Legislação brasileira de comunicação e rádios comunitárias são temas de discussão

Por Juliana Palmeira Martins*

O representante nacional da Associação Mundial das Rádios Comunitárias (Amarc), João Paulo Malerba, apresentou para alunos da Escola de Comunicação da UFRJ sua pesquisa sobre rádios comunitárias, a legislação e os problemas que envolvem esse meio. Em pauta, questões como as dificuldades que impedem a diversidade de conteúdos nos meios de comunicação, focando a falta de regulamentação e o desrespeito às normas. A entrevista coletiva aconteceu na última sexta-feira (3/6), e fez parte do programa do Laboratório de Comunicação Crítica da ECO/UFRJ.

O Mestre começou abordando a Legislação Brasileira de Comunicação em vigor, datada de 1962, e enfatizou a importância da criação de uma nova lei, a propósito de atender à demanda atual. “Temos bons artigos na Constituição, porém mal regulamentados como, por exemplo, a liberdade de expressão, meios e direitos humanos”, disse. No Brasil, as concessões de rádios são automáticas e favorecem empresas comerciais e conglomerados como Globo e Record. Essa situação é fruto da concentração midiática e constitui uma grande contradição, uma vez que a legislação brasileira prevê um Conselho Nacional de Comunicação que proíbe monopólio e oligopólio. O resultado, para Malerba, é a redução da democracia à censura.

Um complicado processo envolve as concessões para as rádios comunitárias. “O Estado estabelece regras muito limitadoras. No Brasil, apenas um canal é dedicado às rádios comunitárias”, afirmou. Por conta da mídia hegemônica, há também um grande controle com relação ao conteúdo difundido, quebrando o princípio da democracia na radiodifusão. O senso comum associa esses tipos de rádio com pirataria, o que monta em torno delas um estereótipo negativo e provocador de repressões. “As pessoas acham que rádio comunitária é sinônimo de rádio pirata, o que dificulta ainda mais seu reconhecimento”, completou.

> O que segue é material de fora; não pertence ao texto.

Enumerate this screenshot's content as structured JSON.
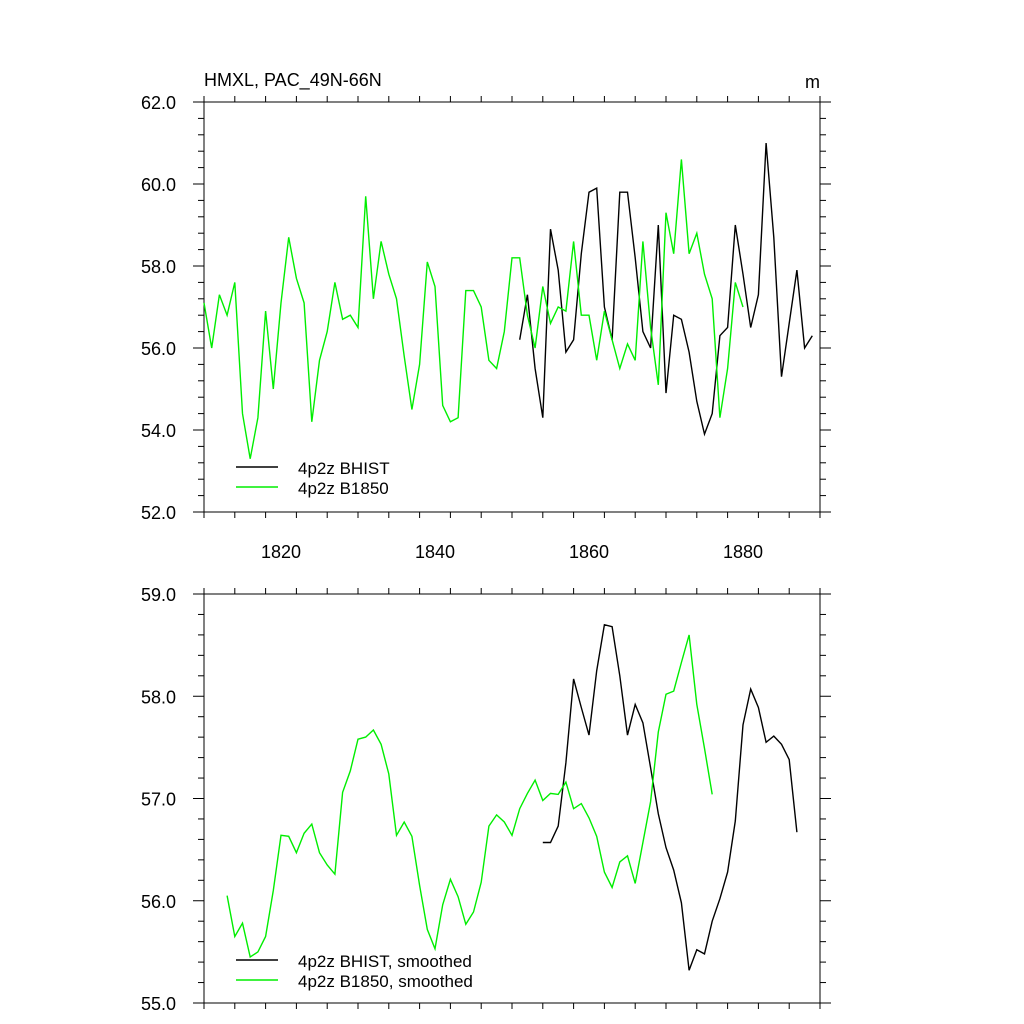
{
  "colors": {
    "bhist": "#000000",
    "b1850": "#00ee00",
    "axis": "#000000"
  },
  "chart_data": [
    {
      "type": "line",
      "title": "HMXL, PAC_49N-66N",
      "units": "m",
      "xlabel": "",
      "ylabel": "",
      "xlim": [
        1810,
        1890
      ],
      "ylim": [
        52,
        62
      ],
      "xticks": [
        1820,
        1840,
        1860,
        1880
      ],
      "xtick_labels": [
        "1820",
        "1840",
        "1860",
        "1880"
      ],
      "yticks": [
        52,
        54,
        56,
        58,
        60,
        62
      ],
      "ytick_labels": [
        "52.0",
        "54.0",
        "56.0",
        "58.0",
        "60.0",
        "62.0"
      ],
      "legend_position": "bottom-left",
      "series": [
        {
          "name": "4p2z BHIST",
          "color": "#000000",
          "x": [
            1851,
            1852,
            1853,
            1854,
            1855,
            1856,
            1857,
            1858,
            1859,
            1860,
            1861,
            1862,
            1863,
            1864,
            1865,
            1866,
            1867,
            1868,
            1869,
            1870,
            1871,
            1872,
            1873,
            1874,
            1875,
            1876,
            1877,
            1878,
            1879,
            1880,
            1881,
            1882,
            1883,
            1884,
            1885,
            1886,
            1887,
            1888,
            1889
          ],
          "y": [
            56.2,
            57.3,
            55.5,
            54.3,
            58.9,
            57.9,
            55.9,
            56.2,
            58.3,
            59.8,
            59.9,
            57.0,
            56.2,
            59.8,
            59.8,
            58.2,
            56.4,
            56.0,
            59.0,
            54.9,
            56.8,
            56.7,
            55.9,
            54.7,
            53.9,
            54.4,
            56.3,
            56.5,
            59.0,
            57.8,
            56.5,
            57.3,
            61.0,
            58.7,
            55.3,
            56.6,
            57.9,
            56.0,
            56.3
          ]
        },
        {
          "name": "4p2z B1850",
          "color": "#00ee00",
          "x": [
            1810,
            1811,
            1812,
            1813,
            1814,
            1815,
            1816,
            1817,
            1818,
            1819,
            1820,
            1821,
            1822,
            1823,
            1824,
            1825,
            1826,
            1827,
            1828,
            1829,
            1830,
            1831,
            1832,
            1833,
            1834,
            1835,
            1836,
            1837,
            1838,
            1839,
            1840,
            1841,
            1842,
            1843,
            1844,
            1845,
            1846,
            1847,
            1848,
            1849,
            1850,
            1851,
            1852,
            1853,
            1854,
            1855,
            1856,
            1857,
            1858,
            1859,
            1860,
            1861,
            1862,
            1863,
            1864,
            1865,
            1866,
            1867,
            1868,
            1869,
            1870,
            1871,
            1872,
            1873,
            1874,
            1875,
            1876,
            1877,
            1878,
            1879,
            1880
          ],
          "y": [
            57.1,
            56.0,
            57.3,
            56.8,
            57.6,
            54.4,
            53.3,
            54.3,
            56.9,
            55.0,
            57.1,
            58.7,
            57.7,
            57.1,
            54.2,
            55.7,
            56.4,
            57.6,
            56.7,
            56.8,
            56.5,
            59.7,
            57.2,
            58.6,
            57.8,
            57.2,
            55.8,
            54.5,
            55.6,
            58.1,
            57.5,
            54.6,
            54.2,
            54.3,
            57.4,
            57.4,
            57.0,
            55.7,
            55.5,
            56.4,
            58.2,
            58.2,
            56.8,
            56.0,
            57.5,
            56.6,
            57.0,
            56.9,
            58.6,
            56.8,
            56.8,
            55.7,
            56.9,
            56.2,
            55.5,
            56.1,
            55.7,
            58.6,
            56.5,
            55.1,
            59.3,
            58.3,
            60.6,
            58.3,
            58.8,
            57.8,
            57.2,
            54.3,
            55.5,
            57.6,
            57.0
          ]
        }
      ]
    },
    {
      "type": "line",
      "title": "",
      "xlabel": "",
      "ylabel": "",
      "xlim": [
        1810,
        1890
      ],
      "ylim": [
        55,
        59
      ],
      "xticks": [
        1820,
        1840,
        1860,
        1880
      ],
      "yticks": [
        55,
        56,
        57,
        58,
        59
      ],
      "ytick_labels": [
        "55.0",
        "56.0",
        "57.0",
        "58.0",
        "59.0"
      ],
      "legend_position": "bottom-left",
      "series": [
        {
          "name": "4p2z BHIST, smoothed",
          "color": "#000000",
          "x": [
            1854,
            1855,
            1856,
            1857,
            1858,
            1859,
            1860,
            1861,
            1862,
            1863,
            1864,
            1865,
            1866,
            1867,
            1868,
            1869,
            1870,
            1871,
            1872,
            1873,
            1874,
            1875,
            1876,
            1877,
            1878,
            1879,
            1880,
            1881,
            1882,
            1883,
            1884,
            1885,
            1886,
            1887
          ],
          "y": [
            56.57,
            56.57,
            56.73,
            57.35,
            58.17,
            57.89,
            57.62,
            58.25,
            58.7,
            58.68,
            58.2,
            57.62,
            57.92,
            57.74,
            57.3,
            56.85,
            56.52,
            56.3,
            55.98,
            55.32,
            55.52,
            55.48,
            55.8,
            56.02,
            56.28,
            56.78,
            57.72,
            58.07,
            57.89,
            57.55,
            57.61,
            57.53,
            57.38,
            56.67
          ]
        },
        {
          "name": "4p2z B1850, smoothed",
          "color": "#00ee00",
          "x": [
            1813,
            1814,
            1815,
            1816,
            1817,
            1818,
            1819,
            1820,
            1821,
            1822,
            1823,
            1824,
            1825,
            1826,
            1827,
            1828,
            1829,
            1830,
            1831,
            1832,
            1833,
            1834,
            1835,
            1836,
            1837,
            1838,
            1839,
            1840,
            1841,
            1842,
            1843,
            1844,
            1845,
            1846,
            1847,
            1848,
            1849,
            1850,
            1851,
            1852,
            1853,
            1854,
            1855,
            1856,
            1857,
            1858,
            1859,
            1860,
            1861,
            1862,
            1863,
            1864,
            1865,
            1866,
            1867,
            1868,
            1869,
            1870,
            1871,
            1872,
            1873,
            1874,
            1875,
            1876
          ],
          "y": [
            56.05,
            55.65,
            55.78,
            55.45,
            55.5,
            55.65,
            56.1,
            56.64,
            56.63,
            56.47,
            56.66,
            56.75,
            56.47,
            56.35,
            56.26,
            57.06,
            57.27,
            57.58,
            57.6,
            57.67,
            57.53,
            57.24,
            56.64,
            56.77,
            56.63,
            56.15,
            55.72,
            55.53,
            55.96,
            56.21,
            56.04,
            55.77,
            55.89,
            56.18,
            56.73,
            56.84,
            56.77,
            56.64,
            56.9,
            57.05,
            57.18,
            56.98,
            57.05,
            57.04,
            57.16,
            56.9,
            56.95,
            56.81,
            56.63,
            56.28,
            56.13,
            56.38,
            56.44,
            56.17,
            56.57,
            56.97,
            57.65,
            58.02,
            58.05,
            58.33,
            58.6,
            57.92,
            57.49,
            57.04
          ]
        }
      ]
    }
  ]
}
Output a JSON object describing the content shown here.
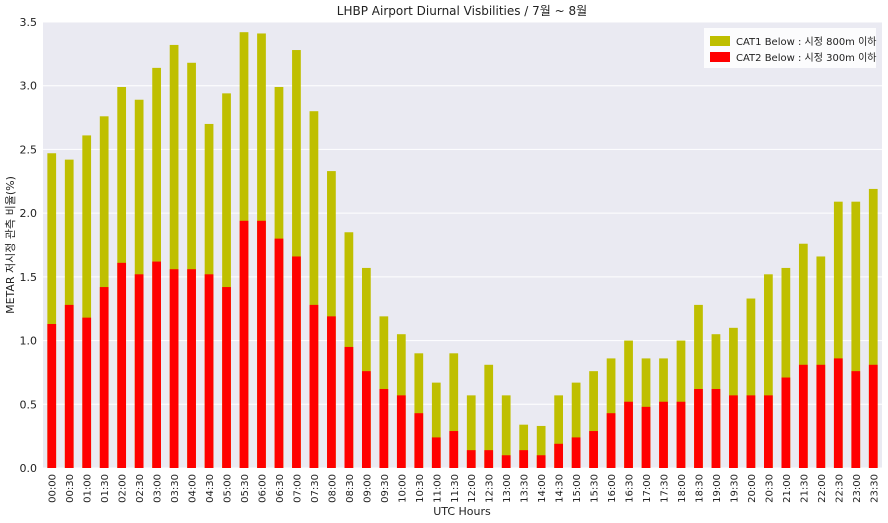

Malerba falou acerca do artigo de sua autoria, intitulado “Reflexões sobre as leis de comunicação Brasileira e Argentina”, que compara as legislações dos dois países. Para ele, a nova regulamentação das leis do país vizinho é uma das mais modernas e democráticas do mundo. Na Argentina, a renovação de concessões públicas acontece por meio de audiências, assim, permite a participação da população no ato de aprovar ou não tais concessões. Além da idéia de controle social da mídia, definiu 1/3 do espaço para as esferas pública, estatal e privada na produção do material midiático.

O pesquisador atentou para a luta por uma nova legislação brasileira dos meios de comunicação, que vise à democracia e atenda aos novos atores nessa área. Esclareceu a importância da reivindicação por direito nas ruas, tendo como exemplo, mais uma vez, a Argentina, onde a população protestou por uma comunicação mais democrática. A proposta é a democratização da mídia. “No momento, tem que se ter em foco a pressão no Estado para a pluralidade das vozes na mídia e a abrangência dos novos atores sociais”, concluiu.